ESTUÁRIO DO RIO TIMONHA E UBATUBA



              O estuário dos Rios Timonha/Ubatuba apresenta a maior e mais conservada área de manguezal remanescente do Ceará e uma das maiores ilhas estuarinas do nordeste, a Ilha Grande. Tem sua nascente na Serra da Ibiapaba e sua Foz no Oceano Atlântico
                   Localizado na divisão litorânea dos estados do Piauí e Ceará, a 400 km de Teresina e a 500 km de Fortaleza, o estuário dos rios Timonha e Ubatuba é um dos principais berçários de peixes e crustáceos da região e reduto para espécies marinhas brasileiras em extinção ou sobrepesca, como o peixe-boi marinho, a tartaruga marinha e o mero. O estuário integra a Rota do Atlântico para aves migratória que vêm de outros continentes em busca de alimentos. O conjunto de biodiversidade abrange os municípios de Cajueiro da Praia, no Piauí, Chaval e Barroquinha, no Ceará – região que tem como principal atividade econômica a pesca e a cata de mariscos. Procurado por visitantes que desejam lugares inexplorados e o encontro com a natureza em sua essência em locais preservados, o lugar é cercado de mangues e praias de águas doces e salgadas.
                    Em determinadas épocas do ano é possível observar animais marinhos como o peixe-boi, no observatório em Cajueiro da Praia – que fica no coração do estuário. O lugar atrai ainda viajantes aventureiros que se encantam com atividades como tracking, safari pelas ilhas do estuário e passeios de barco pelo rio e pelo mar, além do mergulho em águas mornas e transparentes. O estuário fica a 8 km da praia de Barra Grande e faz parte da conhecida Rota das Emoções – roteiro que liga três estados do Nordeste brasileiro: Ceará, Piauí e Maranhão. O estuário está dentro da Área de Proteção Ambental Delta do Parnaíba e é preservado por diversas entidades governamentais e do terceiro setor, que realizam projetos de pesquisas e atividades de consumo sustentável e educação ambiental nas comunidades – entre eles o Pesca Solidária, que trabalha para que as comunidades desenvolvam sua atividade pesqueira em equilíbrio com o meio ambiente.

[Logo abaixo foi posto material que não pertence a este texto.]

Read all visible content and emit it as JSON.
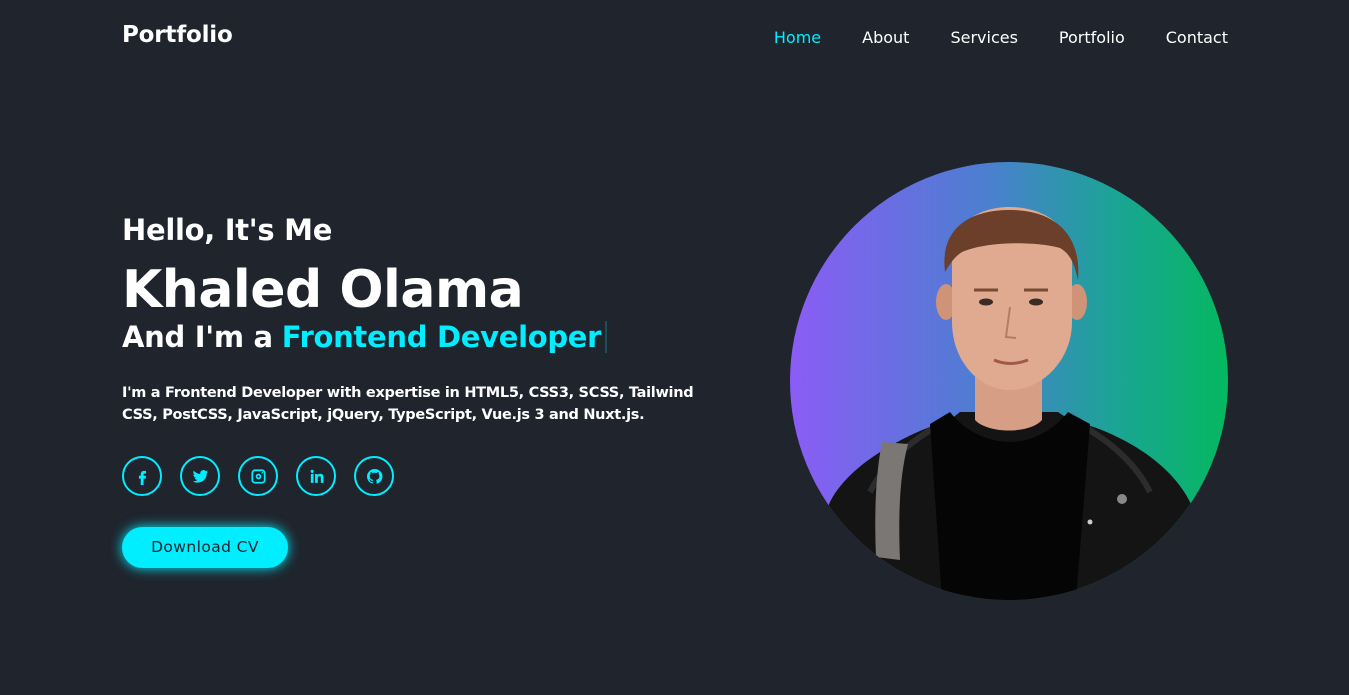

Formas de pesca predatória nos rios Timonha e Ubatuba

                    Uma das práticas proibidas na pesca, a “batedeira”, que consiste em lançar a “caçoeira” e depois bater na água para espantar os peixes na direção da rede, está assumindo outra forma de acontecer: às vezes os pescadores batem os remos no fundo da canoa para fazer barulho e espantar o peixe e em outras vezes, utilizam a própria rabeta (motor pequeno de popa preso à haste do leme) para bater na água e criar o mesmo efeito.
                    Essa prática é condenada por muitos pescadores e marisqueiras que argumentam que os peixes acabam se afastando, prejudicando outros pescadores, embora possa ter beneficiado aquele que se utiliza da técnica. Outras pescas predatórias (pesca com bomba ou de arrasto cobal não têm sido vistas. A pesca com bomba é extremamente danosa ao ambiente do rio, pois destrói todo o nicho ecológico ao alcance do artefato explosivo, seja a flora ou a fauna aquática que o constituem. Segundo os pescadores, esse tipo de pesca é realizado por pessoas que tem mais recursos e que não são pescadores artesanais.
              Já a pesca de arrasto cobal é uma pesca feita com rede de malha de nylon trançada, extremamente resistente, com um espaçamento muito pequeno entre os pontos de cruzamento. Ela é lançada de uma margem a outra do rio, fechando todo o curso de água e arrastada por canoas, levando todo o sedimento do fundo dos rios. Em sua malha, são capturados tanto peixes grandes como pequenos, causando um grande impacto junto aos estoques pesqueiros por dificultar a reprodução das espécies capturadas. Por outro lado, ao arrastar o sedimento do fundo dos rios, essa técnica de pesca termina por remexer todo o habitat de algas e fauna aquática que vive nesse local e que possui um papel fundamental na cadeia alimentar do estuário.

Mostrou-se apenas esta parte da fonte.